Overview of the Process of the Business Sale
The purchase and sale of a business (business sale) can be an extremely overwhelming and fulfilling experience at the same time. There are no two sales that will be the same, therefore, it is extremely important to treat each business sale with extreme detail and care. Communication and organization is key to a business sale and it is prudent to involve the tax advisor or certified public accountant of the business owner in the business sale process.
Business Sale and Purchase
The business sale may be structured as a sale of the stock or membership units of the company or it may be structured as the sale of the assets of the business.
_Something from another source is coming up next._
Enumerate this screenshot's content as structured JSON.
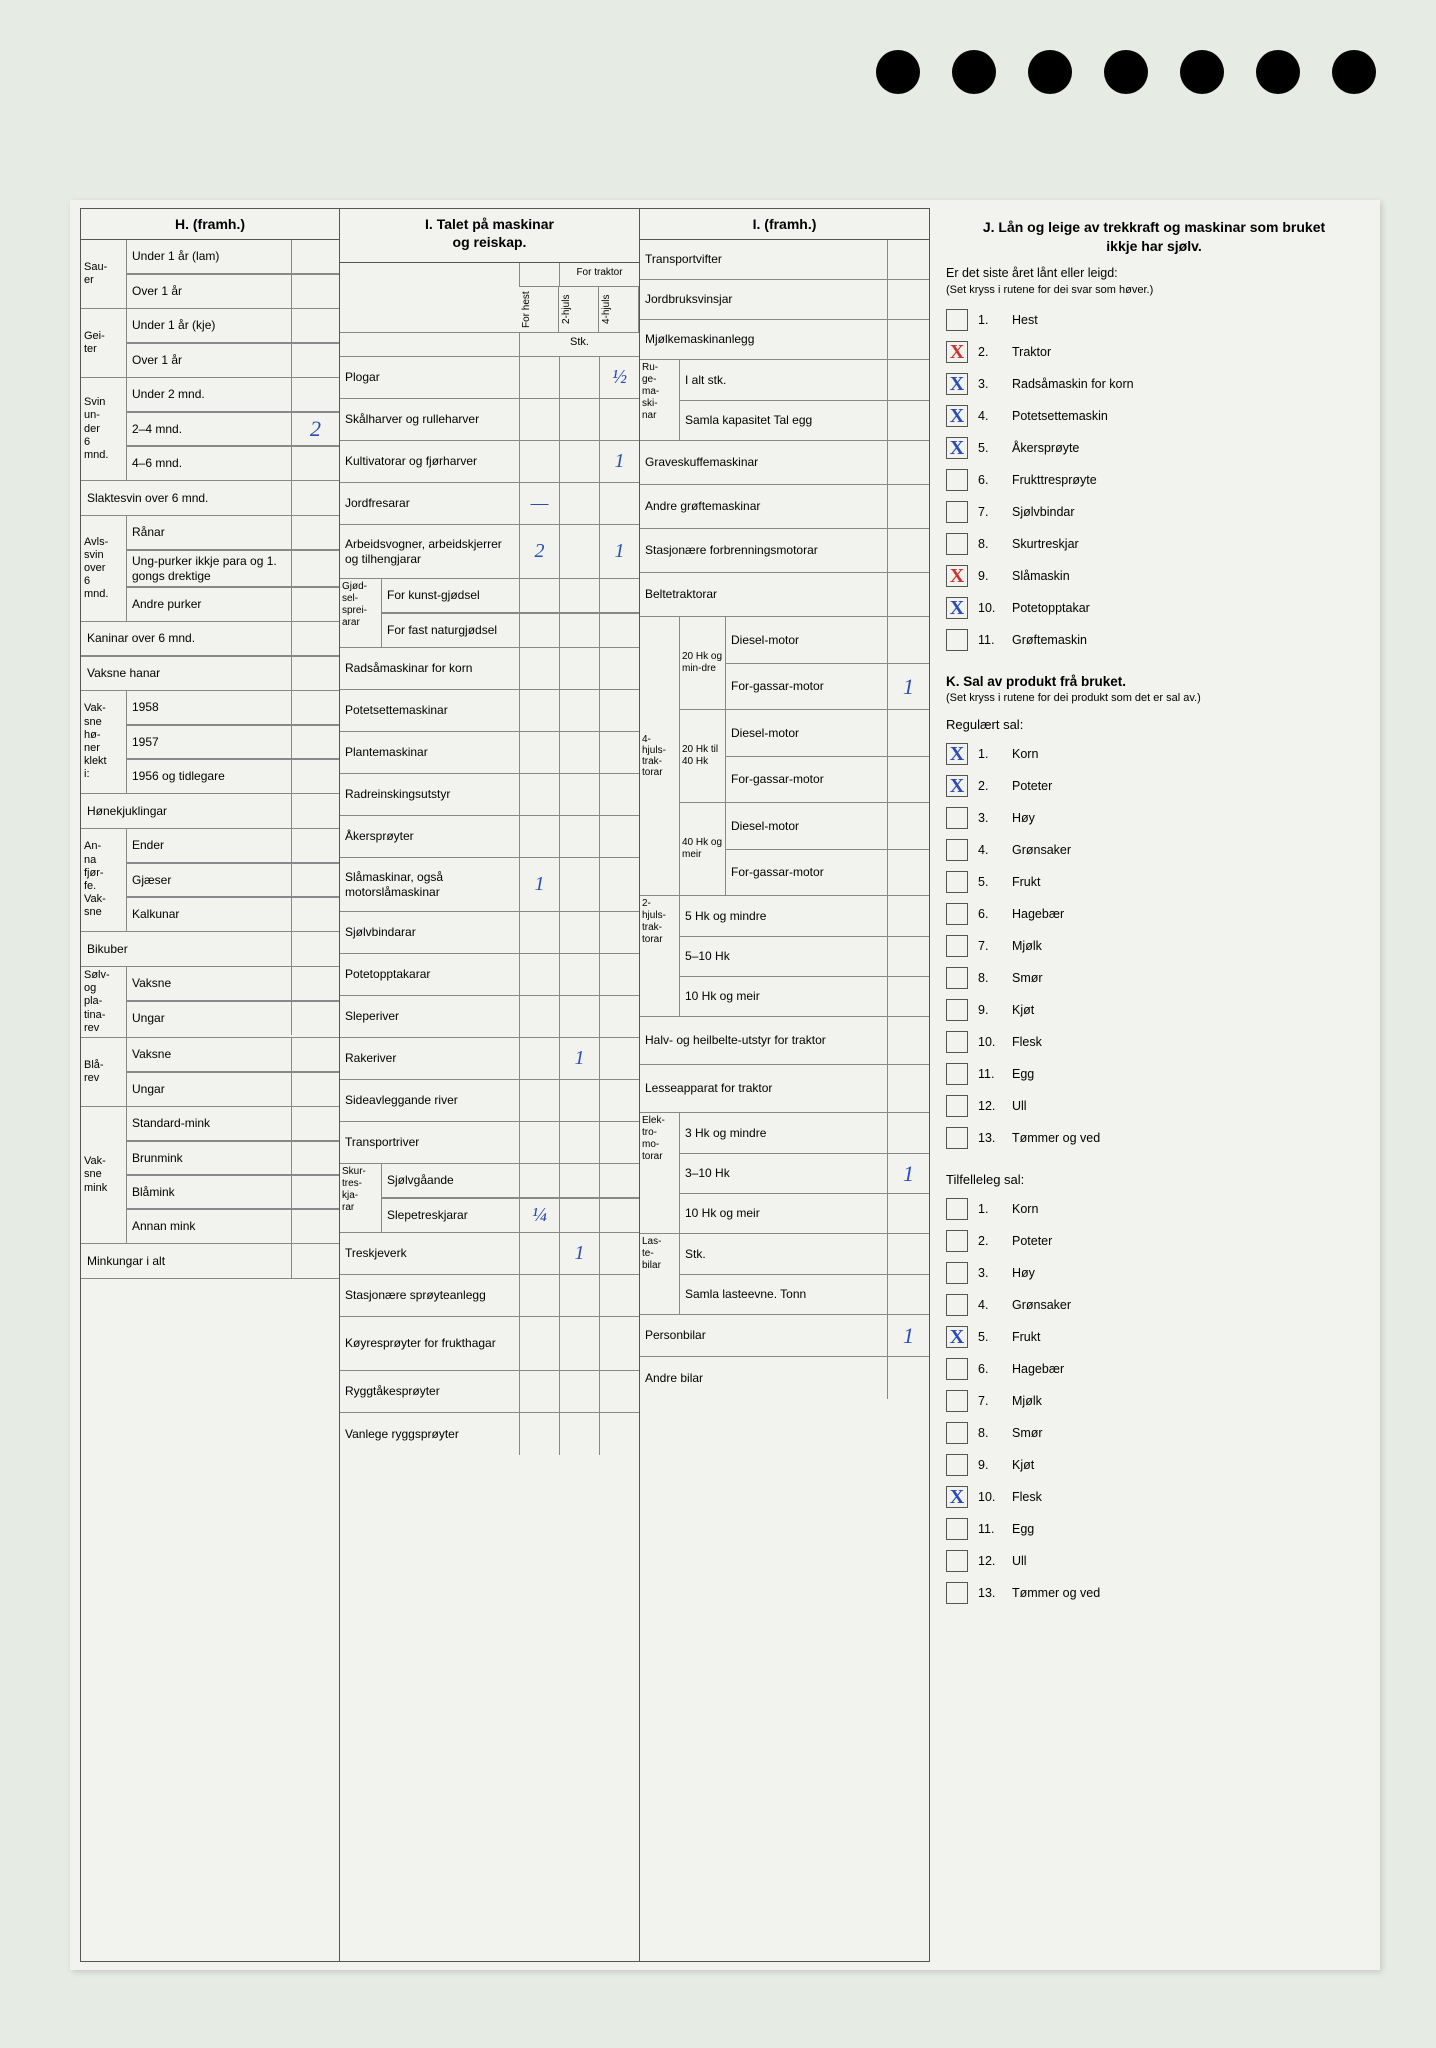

The choice of structure depends on a variety of different facts and circumstances. For instance, an owner of an S corporation (whether it is a limited liability company (“LLC”) or corporation can only sell their stock to certain individuals and/or trusts. Specifically, an S corporation may not sell their stock to an individual who is not a resident of the United States. An S corporation also may not sell their stock to a business entity. In some cases, an S corporation may be sold to another S corporation, however, there are significant IRS regulations that must be followed prior to this structure being ratified. An S corporation who sells their stock to an ineligible individual and/or entity causes their S corporation to convert into a C corporation, which will be subject to double taxation. This would be a nightmare for a small business owner. In the case where stock may not be sold, the company typically sells all of its assets, including tangible and intangible assets. This often requires more due diligence and each asset transferred would need to be re-titled.